Pandas version checks
-
[X] I have checked that this issue has not already been reported.
-
[X] I have confirmed this bug exists on the latest version of pandas.
-
[ ] I have confirmed this bug exists on the main branch of pandas.
Reproducible Example
>>> pd.options.mode.dtype_backend = 'pyarrow'
>>> ser = pd.Series([1,2,3], dtype="int64[pyarrow]")
>>> df2 = pd.DataFrame({"A": ser})
>>> scalar = pa.scalar(23)
>>> scalar
<pyarrow.Int64Scalar: 23>
>>> df2["B"] = scalar
>>> df2["B"].dtype
dtype('O')
>>>
Issue Description
Since "B" is a brand new column, the dtype should be "int64[pyarrow]", not object.
Expected Behavior
With numpy scalars, the type inferred is a numpy type, so with a pyarrow scalar, I expect the type to be an arrow type, in this case, "int64[pyarrow]", not object.
Installed Versions
Comment From: mroeschke
Thanks for the report.
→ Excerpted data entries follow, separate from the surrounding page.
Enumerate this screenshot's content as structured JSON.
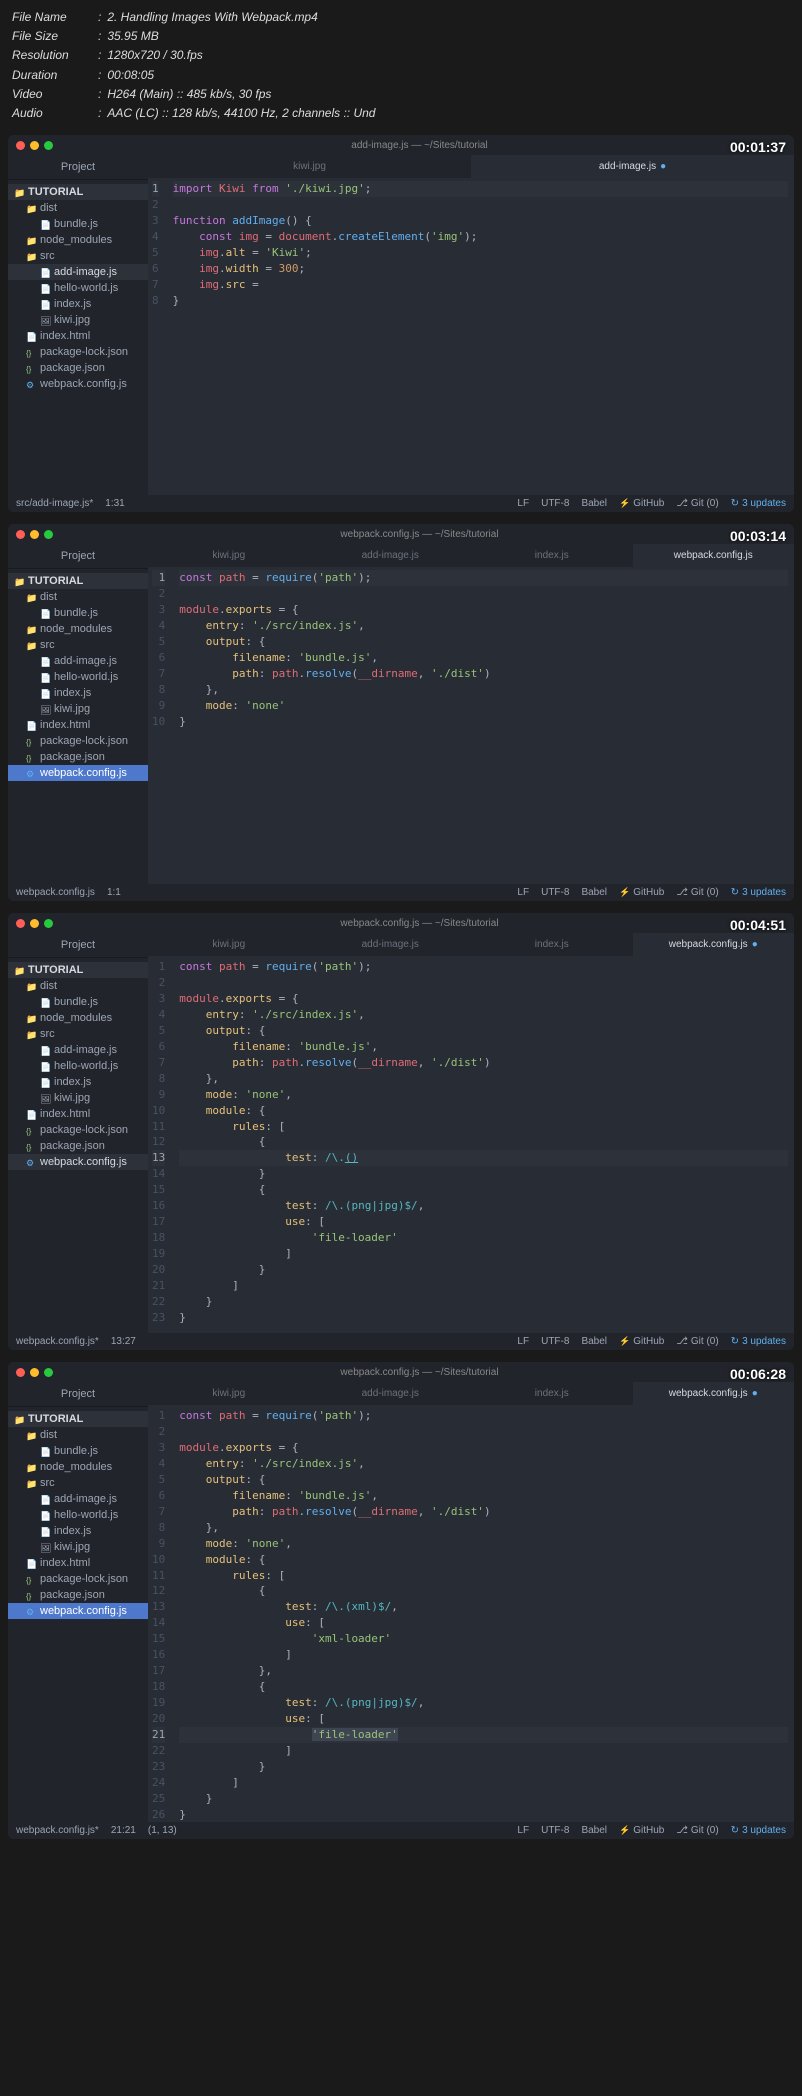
{
  "meta": {
    "filename_label": "File Name",
    "filename": "2. Handling Images With Webpack.mp4",
    "filesize_label": "File Size",
    "filesize": "35.95 MB",
    "resolution_label": "Resolution",
    "resolution": "1280x720 / 30.fps",
    "duration_label": "Duration",
    "duration": "00:08:05",
    "video_label": "Video",
    "video": "H264 (Main) :: 485 kb/s, 30 fps",
    "audio_label": "Audio",
    "audio": "AAC (LC) :: 128 kb/s, 44100 Hz, 2 channels :: Und"
  },
  "tree": {
    "root": "TUTORIAL",
    "dist": "dist",
    "bundle": "bundle.js",
    "node_modules": "node_modules",
    "src": "src",
    "add_image": "add-image.js",
    "hello_world": "hello-world.js",
    "index_js": "index.js",
    "kiwi": "kiwi.jpg",
    "index_html": "index.html",
    "pkg_lock": "package-lock.json",
    "pkg": "package.json",
    "webpack": "webpack.config.js"
  },
  "sidebar_header": "Project",
  "titlebars": {
    "w1": "add-image.js — ~/Sites/tutorial",
    "w2": "webpack.config.js — ~/Sites/tutorial",
    "w3": "webpack.config.js — ~/Sites/tutorial",
    "w4": "webpack.config.js — ~/Sites/tutorial"
  },
  "timestamps": {
    "w1": "00:01:37",
    "w2": "00:03:14",
    "w3": "00:04:51",
    "w4": "00:06:28"
  },
  "tabs": {
    "kiwi": "kiwi.jpg",
    "add_image": "add-image.js",
    "index": "index.js",
    "webpack": "webpack.config.js"
  },
  "status": {
    "w1_path": "src/add-image.js*",
    "w1_pos": "1:31",
    "w2_path": "webpack.config.js",
    "w2_pos": "1:1",
    "w3_path": "webpack.config.js*",
    "w3_pos": "13:27",
    "w4_path": "webpack.config.js*",
    "w4_pos": "21:21",
    "w4_sel": "(1, 13)",
    "lf": "LF",
    "enc": "UTF-8",
    "lang": "Babel",
    "github": "GitHub",
    "git": "Git (0)",
    "updates": "3 updates"
  },
  "code": {
    "w1": {
      "l1": "import Kiwi from './kiwi.jpg';",
      "l3": "function addImage() {",
      "l4": "    const img = document.createElement('img');",
      "l5": "    img.alt = 'Kiwi';",
      "l6": "    img.width = 300;",
      "l7": "    img.src = ",
      "l8": "}"
    },
    "w2": {
      "l1": "const path = require('path');",
      "l3": "module.exports = {",
      "l4": "    entry: './src/index.js',",
      "l5": "    output: {",
      "l6": "        filename: 'bundle.js',",
      "l7": "        path: path.resolve(__dirname, './dist')",
      "l8": "    },",
      "l9": "    mode: 'none'",
      "l10": "}"
    },
    "w3": {
      "l1": "const path = require('path');",
      "l3": "module.exports = {",
      "l4": "    entry: './src/index.js',",
      "l5": "    output: {",
      "l6": "        filename: 'bundle.js',",
      "l7": "        path: path.resolve(__dirname, './dist')",
      "l8": "    },",
      "l9": "    mode: 'none',",
      "l10": "    module: {",
      "l11": "        rules: [",
      "l12": "            {",
      "l13": "                test: /\\.()",
      "l14": "            }",
      "l15": "            {",
      "l16": "                test: /\\.(png|jpg)$/,",
      "l17": "                use: [",
      "l18": "                    'file-loader'",
      "l19": "                ]",
      "l20": "            }",
      "l21": "        ]",
      "l22": "    }",
      "l23": "}"
    },
    "w4": {
      "l1": "const path = require('path');",
      "l3": "module.exports = {",
      "l4": "    entry: './src/index.js',",
      "l5": "    output: {",
      "l6": "        filename: 'bundle.js',",
      "l7": "        path: path.resolve(__dirname, './dist')",
      "l8": "    },",
      "l9": "    mode: 'none',",
      "l10": "    module: {",
      "l11": "        rules: [",
      "l12": "            {",
      "l13": "                test: /\\.(xml)$/,",
      "l14": "                use: [",
      "l15": "                    'xml-loader'",
      "l16": "                ]",
      "l17": "            },",
      "l18": "            {",
      "l19": "                test: /\\.(png|jpg)$/,",
      "l20": "                use: [",
      "l21": "                    'file-loader'",
      "l22": "                ]",
      "l23": "            }",
      "l24": "        ]",
      "l25": "    }",
      "l26": "}"
    }
  }
}
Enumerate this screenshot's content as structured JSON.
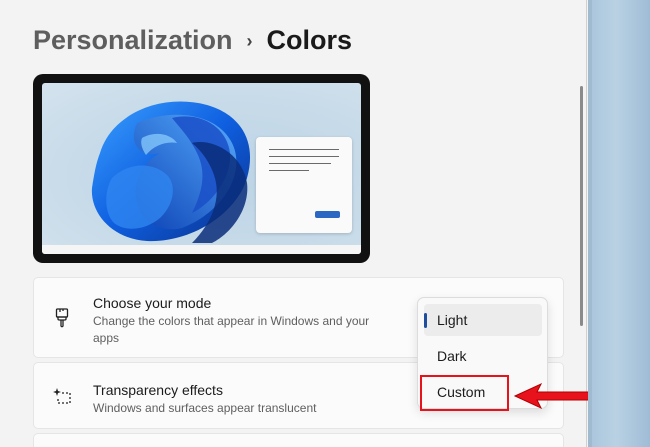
{
  "breadcrumb": {
    "parent": "Personalization",
    "separator": "›",
    "current": "Colors"
  },
  "preview": {
    "wallpaper_icon": "windows-11-bloom-icon",
    "accent_color": "#2a68c4"
  },
  "settings": {
    "mode": {
      "icon": "paintbrush-icon",
      "title": "Choose your mode",
      "description": "Change the colors that appear in Windows and your apps"
    },
    "transparency": {
      "icon": "sparkle-selection-icon",
      "title": "Transparency effects",
      "description": "Windows and surfaces appear translucent"
    }
  },
  "mode_menu": {
    "options": [
      "Light",
      "Dark",
      "Custom"
    ],
    "selected": "Light",
    "highlighted": "Custom"
  },
  "annotation": {
    "color": "#e8121c",
    "arrow_icon": "red-arrow-icon"
  }
}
I'd venture if/when pandas takes on pyarrow as a required dependency we can always check for pyarrow objects without also checking if a user has pyarrow installed first https://github.com/pandas-dev/pandas/issues/50285
Comment From: mroeschke
Noting that replacing an existing arrow backed column with a pa.scalar works
In [2]: import pyarrow as pa
In [3]: arr = pd.arrays.ArrowExtensionArray(pa.array([1, 2], type=pa.int8()))
In [4]: arr[1] = pa.scalar(23)
In [5]: arr
Out[5]:
<ArrowExtensionArray>
[1, 23]
Length: 2, dtype: int8[pyarrow]
In [6]: ser = Series(arr)
In [7]: ser[1] = pa.scalar(24)
In [8]: ser
Out[8]:
0 1
1 24
dtype: int8[pyarrow]